World Cup: Uzbek Referee Under Scrutiny After France-Paraguay Game

Uzbek referee Ilgiz Tantashev has come under heavy criticism over a rough FIFA World Cup match between France and Paraguay, in which the South American side went for an especially physical approach. France won Saturday’s knockout game 1-0 on a penalty kick by Kylian Mbappé, but much of the post-match debate centered on whether Tantashev had lost control of a situation on the field that was often combative. While he handed out several yellow cards to France, the Paraguayan players didn’t get any during the game while engaging in physical confrontations that critics said should have been punished. Video showed Mbappé getting pushed and shoved so much at one point that he was laughing it off.

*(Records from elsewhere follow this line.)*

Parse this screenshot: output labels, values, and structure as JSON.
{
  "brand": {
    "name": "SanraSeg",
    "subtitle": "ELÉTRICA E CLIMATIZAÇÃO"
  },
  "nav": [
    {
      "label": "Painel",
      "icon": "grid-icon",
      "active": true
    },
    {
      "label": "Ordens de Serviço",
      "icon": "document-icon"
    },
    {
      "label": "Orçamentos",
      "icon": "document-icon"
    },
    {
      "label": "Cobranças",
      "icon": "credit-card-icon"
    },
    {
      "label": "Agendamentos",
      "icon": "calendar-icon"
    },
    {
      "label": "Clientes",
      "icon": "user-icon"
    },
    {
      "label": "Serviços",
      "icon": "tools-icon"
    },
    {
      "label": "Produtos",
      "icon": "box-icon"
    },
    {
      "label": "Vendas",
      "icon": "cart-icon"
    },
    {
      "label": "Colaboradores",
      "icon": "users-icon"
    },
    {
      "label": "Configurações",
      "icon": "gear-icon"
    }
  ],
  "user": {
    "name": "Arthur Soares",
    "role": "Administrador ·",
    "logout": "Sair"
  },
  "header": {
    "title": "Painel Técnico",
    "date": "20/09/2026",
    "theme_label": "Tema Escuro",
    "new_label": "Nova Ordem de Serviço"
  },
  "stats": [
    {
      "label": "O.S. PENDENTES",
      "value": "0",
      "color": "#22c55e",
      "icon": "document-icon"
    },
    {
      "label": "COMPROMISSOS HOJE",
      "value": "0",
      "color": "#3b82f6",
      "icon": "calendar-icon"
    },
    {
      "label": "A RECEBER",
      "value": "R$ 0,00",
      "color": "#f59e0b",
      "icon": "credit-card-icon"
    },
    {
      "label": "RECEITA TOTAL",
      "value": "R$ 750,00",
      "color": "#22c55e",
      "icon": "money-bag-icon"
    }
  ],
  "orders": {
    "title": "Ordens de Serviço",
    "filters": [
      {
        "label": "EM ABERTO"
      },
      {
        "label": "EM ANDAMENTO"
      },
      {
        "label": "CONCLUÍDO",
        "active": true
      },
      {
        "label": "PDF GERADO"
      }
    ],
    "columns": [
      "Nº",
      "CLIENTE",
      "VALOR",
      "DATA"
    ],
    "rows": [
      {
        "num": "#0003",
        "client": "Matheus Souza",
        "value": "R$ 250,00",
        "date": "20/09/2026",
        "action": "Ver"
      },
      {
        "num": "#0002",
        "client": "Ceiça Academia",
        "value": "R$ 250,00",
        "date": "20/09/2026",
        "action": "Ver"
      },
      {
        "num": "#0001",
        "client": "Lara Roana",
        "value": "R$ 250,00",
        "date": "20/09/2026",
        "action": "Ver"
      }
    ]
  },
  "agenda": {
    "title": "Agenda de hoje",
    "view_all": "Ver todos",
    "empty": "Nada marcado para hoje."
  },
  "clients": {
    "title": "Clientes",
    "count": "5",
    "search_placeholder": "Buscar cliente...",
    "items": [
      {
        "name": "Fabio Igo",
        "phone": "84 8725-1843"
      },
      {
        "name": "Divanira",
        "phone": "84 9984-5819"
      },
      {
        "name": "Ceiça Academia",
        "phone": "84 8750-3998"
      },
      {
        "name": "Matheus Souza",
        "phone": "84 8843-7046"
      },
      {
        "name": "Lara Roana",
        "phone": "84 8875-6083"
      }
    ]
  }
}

He later said, “We knew what kind of match it was going to be. We can also get our hands dirty.” While French media condemned the conduct by the Paraguayan players, Paraguayan media were supportive of their team’s efforts, which included a dogged defense. In a blog post for Brazil’s Globo Esporte, analyst Rodrigo Coutinho focused on the offense, defense and other tactical aspects of the match, while acknowledging Paraguay’s attempts to get under the skin of Les Bleus. At various points, the Paraguayans also sought to provoke the French players. Shoves during set pieces, needless complaints and the French players' growing frustration were all part of the first half,” Coutinho said. Many veteran analysts and online commentators questioned whether Tantashev had done enough to control the match. “Uzbek referee Ilgiz Tantashev with an extraordinary performance,” tweeted football journalist Colin Millar. “No interest in refereeing, no interest in applying the laws of the game, no interest in player welfare or well-being. A FIFA-listed referee for 13 years! France very fortunate to avoid serious injuries.” In an Asian Football Confederation video that was posted before the World Cup, Tantashev said he was “happy” to have been selected as a referee for the global event. He said he had been a referee for 20 years and to receive the selection letter in April was “a big gift for me.”